La última escena: ‘Citizen Kane’, de Orson Welles

Citizen Kane (1941), de Orson Welles, tiene uno de estos: Hay finales que se van contigo, te siguen y no permiten que la cinta termine jamás. Aquí se revisan finales que se quedan para siempre en ti.

Por Eduardo Navarrete

Cuando Frederic Remington llegó a Cuba en 1897 con la misión de cubrir la guerra entre España y Estados Unidos, y se dio cuenta que no había tal conflicto, telegrafió a William Randolph Hearst con el objetivo de solicitar permiso para regresar. Hearst respondió: “Tú haz las imágenes y yo hago la guerra”.

50 años más tarde aparecería en escena el prodigio de Orson Welles. Nadie le entendió a la radio como él.
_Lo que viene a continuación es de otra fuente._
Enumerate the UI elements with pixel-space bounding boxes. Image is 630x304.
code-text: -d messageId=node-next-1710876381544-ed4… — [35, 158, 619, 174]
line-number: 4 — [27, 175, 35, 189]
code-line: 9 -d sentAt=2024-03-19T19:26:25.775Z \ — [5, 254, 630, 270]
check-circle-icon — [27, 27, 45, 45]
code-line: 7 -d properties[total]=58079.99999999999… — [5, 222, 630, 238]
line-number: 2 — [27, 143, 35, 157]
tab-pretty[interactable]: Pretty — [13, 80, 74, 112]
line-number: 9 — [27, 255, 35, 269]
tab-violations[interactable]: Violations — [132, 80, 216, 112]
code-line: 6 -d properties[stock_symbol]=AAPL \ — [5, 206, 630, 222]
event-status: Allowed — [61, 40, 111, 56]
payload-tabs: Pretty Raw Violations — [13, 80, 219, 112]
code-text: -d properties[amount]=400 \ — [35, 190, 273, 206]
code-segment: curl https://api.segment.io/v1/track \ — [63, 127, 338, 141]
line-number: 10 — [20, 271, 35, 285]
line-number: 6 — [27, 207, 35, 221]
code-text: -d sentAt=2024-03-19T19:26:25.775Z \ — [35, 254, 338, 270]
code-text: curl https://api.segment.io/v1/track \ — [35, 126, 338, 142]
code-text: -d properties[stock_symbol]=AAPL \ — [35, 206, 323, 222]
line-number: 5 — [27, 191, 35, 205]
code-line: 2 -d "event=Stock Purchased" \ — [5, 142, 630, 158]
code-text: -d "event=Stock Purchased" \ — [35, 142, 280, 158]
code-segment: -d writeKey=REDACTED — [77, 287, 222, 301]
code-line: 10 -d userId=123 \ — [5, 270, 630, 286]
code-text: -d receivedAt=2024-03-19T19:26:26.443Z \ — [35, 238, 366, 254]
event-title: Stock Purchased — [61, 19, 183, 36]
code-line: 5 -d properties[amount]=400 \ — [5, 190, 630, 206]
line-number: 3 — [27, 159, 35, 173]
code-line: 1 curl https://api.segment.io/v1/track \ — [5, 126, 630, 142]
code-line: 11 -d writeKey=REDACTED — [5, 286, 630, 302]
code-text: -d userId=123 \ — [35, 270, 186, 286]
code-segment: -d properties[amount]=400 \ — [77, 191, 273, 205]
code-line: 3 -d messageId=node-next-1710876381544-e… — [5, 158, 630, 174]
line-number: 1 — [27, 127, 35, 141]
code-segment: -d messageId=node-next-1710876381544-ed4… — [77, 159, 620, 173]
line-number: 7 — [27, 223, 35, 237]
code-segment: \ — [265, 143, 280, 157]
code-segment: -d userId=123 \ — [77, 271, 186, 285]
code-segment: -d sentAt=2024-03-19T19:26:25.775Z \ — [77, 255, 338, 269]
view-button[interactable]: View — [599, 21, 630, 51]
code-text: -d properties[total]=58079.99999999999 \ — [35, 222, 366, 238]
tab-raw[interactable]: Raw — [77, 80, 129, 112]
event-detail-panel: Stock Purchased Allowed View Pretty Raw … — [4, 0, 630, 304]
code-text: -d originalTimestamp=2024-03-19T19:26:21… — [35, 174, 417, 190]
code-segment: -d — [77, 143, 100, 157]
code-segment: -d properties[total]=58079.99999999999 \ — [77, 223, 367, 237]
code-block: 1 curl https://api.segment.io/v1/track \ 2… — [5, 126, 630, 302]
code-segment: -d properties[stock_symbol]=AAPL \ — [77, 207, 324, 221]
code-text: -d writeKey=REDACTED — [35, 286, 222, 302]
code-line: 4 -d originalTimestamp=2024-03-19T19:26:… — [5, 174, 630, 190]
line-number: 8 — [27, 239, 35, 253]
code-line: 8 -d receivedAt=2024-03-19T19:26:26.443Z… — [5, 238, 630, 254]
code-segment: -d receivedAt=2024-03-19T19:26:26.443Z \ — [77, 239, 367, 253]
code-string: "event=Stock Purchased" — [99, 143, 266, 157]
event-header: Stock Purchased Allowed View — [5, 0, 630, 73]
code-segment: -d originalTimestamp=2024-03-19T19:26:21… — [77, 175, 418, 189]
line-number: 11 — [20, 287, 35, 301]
Y gracias a ello, en muy poco tiempo, Welles y su equipo teatral se mudarían a Hollywood con el reto de hacer una producción inspirada en Hearst, el magnate de los medios impresos sensacionalistas. 1939 era una auténtica ebullición en Hollywood: Samuel

Goldwyn filmaba Wuthering Heights. MGM lanzaba El mago de Oz y Lo que el viento se llevó. Pero lo que la gente en realidad quería ver era la megaproducción de un joven neoyorquino de 24 años, Orson Welles, a quien RKO acababa de fichar y le daba completa libertad creativa, algo inusitado, incluso para los grandes de la época.

Citizen Kane aborda la necia búsqueda del poder a costa —o a partir— de los huecos básicos en el alma, esos para los cuales no existe cuenta bancaria que sufrague los costos.

Probablemente por eso tuvo tal impacto, porque un imberbe recién desempacado en Hollywood tomó la producción, la dirección, el guion y el protagónico de una afrenta a uno de los detentores más emblemáticos de poder en la época. Y jugó a hablar en serio.

Hay una pista reveladora al respecto en el minuto 13:45 de la cinta. Hablar de un caballo al que se apostó y no ganó, pero, por encima de todo, no saber cuál era la carrera, refiere una perfecta alegoría de lo que le pasó a Kane.

“Rosebud”, en realidad, no explica misterio alguno; sin embargo, sirve como un suspiro para subrayar que nada puede ni debe ser explicado. Al menos no de manera burda.

En un bodegón inmenso, como sólo el ego puede tenerlo, aparecen los involucrados del seguimiento de la investigación, haciéndose una sola pregunta: “¿Qué hemos estado haciendo?”.

La respuesta: “Jugando con un rompecabezas”. Luego se sugiere lo que verás al final: si tan

sólo tuviéramos acceso a la pieza que falta, esa que pudiera sugerir el significado de Rosebud, el rompecabezas estaría completo.

Kane tuvo lo que quiso y lo perdió. Por eso es que Rosebud trasciende una posesión material. Y, sí, una palabra no va a explicar la vida de un hombre, pero puede ofrecer un indicio de su más grave omisión.

El trineo es el indicio, pero de ninguna manera el significado. Rosebud, más bien, hace las veces de sinécdoque, se comporta como una parte del todo: la pieza del rompecabezas que por sí misma es el rompecabezas.

Y hay algo aún más sutil. Rosebud, susurrada al inicio de la cinta a modo de lamento, parece apuntar a un estado de impotencia. Esa que lo cubre a uno tan bien cuando es enfrentado con la impermanencia. Voltear a ver aquello en lo que fue invertida tu vida, debe tener su dosis de dramatismo.

Sufrimos porque nos identificamos con aquello que no somos y nos tratamos de apropiar de aquello que no puede poseerse.

Todos tendremos nuestro momento Rosebud. Un pequeño juicio final como el que Kane ilustra y que podría servir para, finalmente, por las buenas o las malas, soltar cualquier apego que haya por esta vida (y por lo que sea).